Whether the radiator is under the window or somewhere else on the external wall, it still feels way more comfortable than when the radiator is on the internal one. My home office is on the ground floor, I sit facing the outside wall and the radiator is way behind me because it was likely simpler to fix there. Unless I put woolly socks on it is ridiculously cold :| as my feet are right next to the wall. It may be less heat loss but it is certainly more discomfort.
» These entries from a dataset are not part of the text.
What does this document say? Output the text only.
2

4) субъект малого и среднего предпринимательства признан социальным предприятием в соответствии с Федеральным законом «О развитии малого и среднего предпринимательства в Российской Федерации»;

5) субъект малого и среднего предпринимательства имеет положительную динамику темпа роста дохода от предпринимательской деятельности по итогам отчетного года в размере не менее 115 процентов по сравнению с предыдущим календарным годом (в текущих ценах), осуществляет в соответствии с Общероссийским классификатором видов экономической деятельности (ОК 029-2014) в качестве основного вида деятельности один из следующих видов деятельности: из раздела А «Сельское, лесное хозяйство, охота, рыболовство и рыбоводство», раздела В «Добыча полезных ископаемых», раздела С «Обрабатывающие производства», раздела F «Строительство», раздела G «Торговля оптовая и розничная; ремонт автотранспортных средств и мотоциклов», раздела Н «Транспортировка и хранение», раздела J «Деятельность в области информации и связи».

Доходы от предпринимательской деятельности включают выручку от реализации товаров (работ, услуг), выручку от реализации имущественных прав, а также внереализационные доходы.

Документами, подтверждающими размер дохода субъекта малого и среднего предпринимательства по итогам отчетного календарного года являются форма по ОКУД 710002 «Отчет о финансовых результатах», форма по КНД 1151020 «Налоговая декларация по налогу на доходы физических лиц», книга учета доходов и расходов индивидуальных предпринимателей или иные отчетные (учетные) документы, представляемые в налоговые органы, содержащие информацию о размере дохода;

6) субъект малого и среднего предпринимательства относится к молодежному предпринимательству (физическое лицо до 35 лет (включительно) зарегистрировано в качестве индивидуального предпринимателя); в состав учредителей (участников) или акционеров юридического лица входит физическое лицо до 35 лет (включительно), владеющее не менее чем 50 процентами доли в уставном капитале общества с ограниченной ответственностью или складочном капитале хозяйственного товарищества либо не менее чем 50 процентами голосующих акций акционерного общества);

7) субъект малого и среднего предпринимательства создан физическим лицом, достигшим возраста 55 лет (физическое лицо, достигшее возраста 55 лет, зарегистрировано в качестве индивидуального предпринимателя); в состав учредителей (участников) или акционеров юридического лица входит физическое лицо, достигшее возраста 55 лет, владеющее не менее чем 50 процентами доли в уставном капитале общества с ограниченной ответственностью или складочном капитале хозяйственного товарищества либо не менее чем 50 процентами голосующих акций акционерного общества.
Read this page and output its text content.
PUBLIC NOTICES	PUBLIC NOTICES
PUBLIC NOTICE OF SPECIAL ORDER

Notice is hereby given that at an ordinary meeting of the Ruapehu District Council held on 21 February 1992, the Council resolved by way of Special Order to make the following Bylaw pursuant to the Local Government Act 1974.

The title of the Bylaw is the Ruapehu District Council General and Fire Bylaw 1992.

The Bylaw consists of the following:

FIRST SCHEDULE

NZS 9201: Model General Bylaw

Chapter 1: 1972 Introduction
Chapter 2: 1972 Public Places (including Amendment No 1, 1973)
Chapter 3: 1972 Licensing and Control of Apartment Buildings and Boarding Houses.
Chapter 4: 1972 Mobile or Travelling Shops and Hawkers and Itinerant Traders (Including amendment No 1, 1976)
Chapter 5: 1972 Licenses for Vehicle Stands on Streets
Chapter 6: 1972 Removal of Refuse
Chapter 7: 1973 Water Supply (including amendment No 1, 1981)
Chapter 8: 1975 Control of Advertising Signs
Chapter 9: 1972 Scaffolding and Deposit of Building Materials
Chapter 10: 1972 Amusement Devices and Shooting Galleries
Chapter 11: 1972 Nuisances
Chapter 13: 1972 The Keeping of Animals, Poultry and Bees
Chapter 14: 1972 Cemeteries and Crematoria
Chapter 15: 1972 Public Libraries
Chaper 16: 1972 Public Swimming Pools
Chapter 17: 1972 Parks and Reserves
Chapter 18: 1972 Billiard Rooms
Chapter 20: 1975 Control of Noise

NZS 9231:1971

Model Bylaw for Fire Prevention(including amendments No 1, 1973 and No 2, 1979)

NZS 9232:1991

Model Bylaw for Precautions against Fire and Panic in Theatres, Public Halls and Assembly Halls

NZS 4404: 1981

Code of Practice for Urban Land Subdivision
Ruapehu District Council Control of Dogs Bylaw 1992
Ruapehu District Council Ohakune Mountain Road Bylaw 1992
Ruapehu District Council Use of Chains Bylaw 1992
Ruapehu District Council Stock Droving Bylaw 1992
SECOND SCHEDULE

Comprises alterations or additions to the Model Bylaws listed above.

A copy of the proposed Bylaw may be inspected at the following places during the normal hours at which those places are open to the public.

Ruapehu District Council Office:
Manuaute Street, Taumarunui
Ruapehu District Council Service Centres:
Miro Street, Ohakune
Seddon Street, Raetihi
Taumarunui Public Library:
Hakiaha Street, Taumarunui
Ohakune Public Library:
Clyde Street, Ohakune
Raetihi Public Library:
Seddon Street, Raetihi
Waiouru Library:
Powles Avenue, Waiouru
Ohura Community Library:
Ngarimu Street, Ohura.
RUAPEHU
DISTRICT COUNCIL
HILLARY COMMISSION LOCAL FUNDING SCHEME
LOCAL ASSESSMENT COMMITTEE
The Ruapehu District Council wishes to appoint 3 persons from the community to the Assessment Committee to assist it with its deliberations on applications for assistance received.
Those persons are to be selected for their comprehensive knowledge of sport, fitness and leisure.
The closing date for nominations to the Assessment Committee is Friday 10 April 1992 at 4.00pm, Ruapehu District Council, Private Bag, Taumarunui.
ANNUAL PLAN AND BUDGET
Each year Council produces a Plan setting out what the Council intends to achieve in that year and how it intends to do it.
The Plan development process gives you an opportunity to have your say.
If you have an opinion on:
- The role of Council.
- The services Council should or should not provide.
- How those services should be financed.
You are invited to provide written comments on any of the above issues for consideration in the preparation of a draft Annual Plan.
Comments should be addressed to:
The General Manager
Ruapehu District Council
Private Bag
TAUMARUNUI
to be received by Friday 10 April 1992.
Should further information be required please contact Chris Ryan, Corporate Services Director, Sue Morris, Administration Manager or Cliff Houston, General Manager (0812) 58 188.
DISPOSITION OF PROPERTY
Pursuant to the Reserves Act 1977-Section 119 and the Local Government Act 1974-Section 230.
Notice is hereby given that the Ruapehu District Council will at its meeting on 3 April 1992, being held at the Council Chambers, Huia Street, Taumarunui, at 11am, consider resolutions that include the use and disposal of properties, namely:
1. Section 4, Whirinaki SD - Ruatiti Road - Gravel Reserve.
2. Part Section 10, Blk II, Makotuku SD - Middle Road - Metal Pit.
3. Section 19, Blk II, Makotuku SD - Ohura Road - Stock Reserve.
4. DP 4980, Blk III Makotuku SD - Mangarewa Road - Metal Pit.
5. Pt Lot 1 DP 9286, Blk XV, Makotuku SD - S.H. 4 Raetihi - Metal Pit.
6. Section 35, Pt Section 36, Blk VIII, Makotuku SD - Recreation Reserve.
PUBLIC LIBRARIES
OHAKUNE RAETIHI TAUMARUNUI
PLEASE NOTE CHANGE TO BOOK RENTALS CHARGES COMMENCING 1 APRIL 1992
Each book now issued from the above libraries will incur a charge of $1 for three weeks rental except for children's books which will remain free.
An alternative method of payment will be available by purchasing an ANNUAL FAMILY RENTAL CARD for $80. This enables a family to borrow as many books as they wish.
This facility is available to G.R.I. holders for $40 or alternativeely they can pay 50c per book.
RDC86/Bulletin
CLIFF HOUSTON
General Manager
Although I guess if the radiator was next to me on the wall perpendicular to the external it might have been OK. 

 

 

Depends on how even the temperatures are around you.  One of the most noticeable things with our new house is that all the surfaces, walls, ceilings, windows, floor etc are at near enough the same temperature.  The variation is less than 1 deg C, even on a cold day.

 

The effect of this is to make you feel more comfortable, and I have a theory that this is to do with the way the body senses thermal comfort.  Air temperature seems only a part of the overall feeling of comfort, it seems that we are quite sensitive to directional heat loss, mainly by radiation, but also by conduction.

 

I can't prove this, but empirically, standing inside in front of a window on a cold day feels a great deal more comfortable at the new house than at the old house, even though the old house probably has a warmer room temperature.  I think this is down to our bodies being pretty good at detecting directional radiative heat loss, and with 3G windows, with two panes with a low emissivity inward facing coating, the radiative heat loss through the glazing is very much lower than from the 12 year old double glazing at the old house. 

 

The same goes for sensing conductive heat loss.  The solid concrete floor of our old house has no insulation, and if you stand around for a while, or sit with your feet on the floor, it doesn't take long for your feet to feel cold.  I tested this out with a 50mm thick offcut of PIR foam, that I put on the floor under my desk, to rest my feet on.  It makes a very significant difference to how my feet feel!